A rather curious phenomenon is happening. Although I still have 18 months to go before I get my bus pass and state pension, I’ve noticed an increasing number of people assuming that I am retired (which I am) rather than asking me what I do.
It’s not limited to casual conversation either. When Jane and I went to the theatre this week I was given senior rate tickets without asking! So clearly there must be some benefits, but it is rather bemusing.
Now, yes there is the occasional grey hair and a few wrinkles but I certainly do not feel ‘old’ and am determined not to let the ‘old man in’, as Clint Eastwood put it. So that’s good enough for me.
This curious phenomenon, rather like judging a book by its cover, has been a reminder of how easy it is to make judgments based on people’s appearances. That somehow the number of wrinkles can lead us to disregard their opinion and worse still, their wisdom and experience. That someone who has tattoos or piercings is not going to be friendly or efficient. That youthfulness means inexperience or less ability. That someone who uses a wheelchair needs to be addressed via their companion (or that their chair is something to lean on, as Adam Frost did on Gardeners’ World the other week…).

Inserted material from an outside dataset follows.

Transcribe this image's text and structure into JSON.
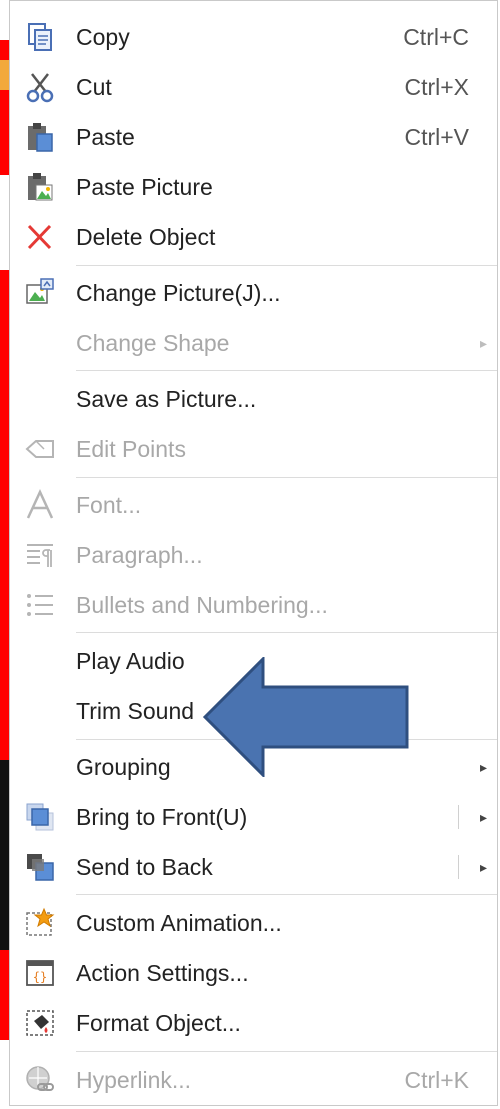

I’ve just finished reading and reviewing an excellent book called Struggling with God. It’s essentially about mental health and Christian spirituality and its title can be interpreted in two ways. As the authors put it, ‘Jesus comes alongside us in our struggle and transforms what can seem like a struggle with (against) God into a struggle with (alongside) God.’
In it, the authors make several valuable and helpful observations. One thought, in particular, has stayed with me: when Jesus offers friendship to the outcasts and other people who were ignored or passed by, he noticed people’s problems but he didn’t begin there.
We see that on many occasions – such as the woman from Samaria, the man from the Gerasenes, Mary Magdalene, the woman caught in adultery – so many people who were judged by others just like a book by its cover.
Jesus didn’t begin with the wrinkles, the youthfulness, the disability, the tattoos… he began with the person, the wisdom, the experience, the love, the faith.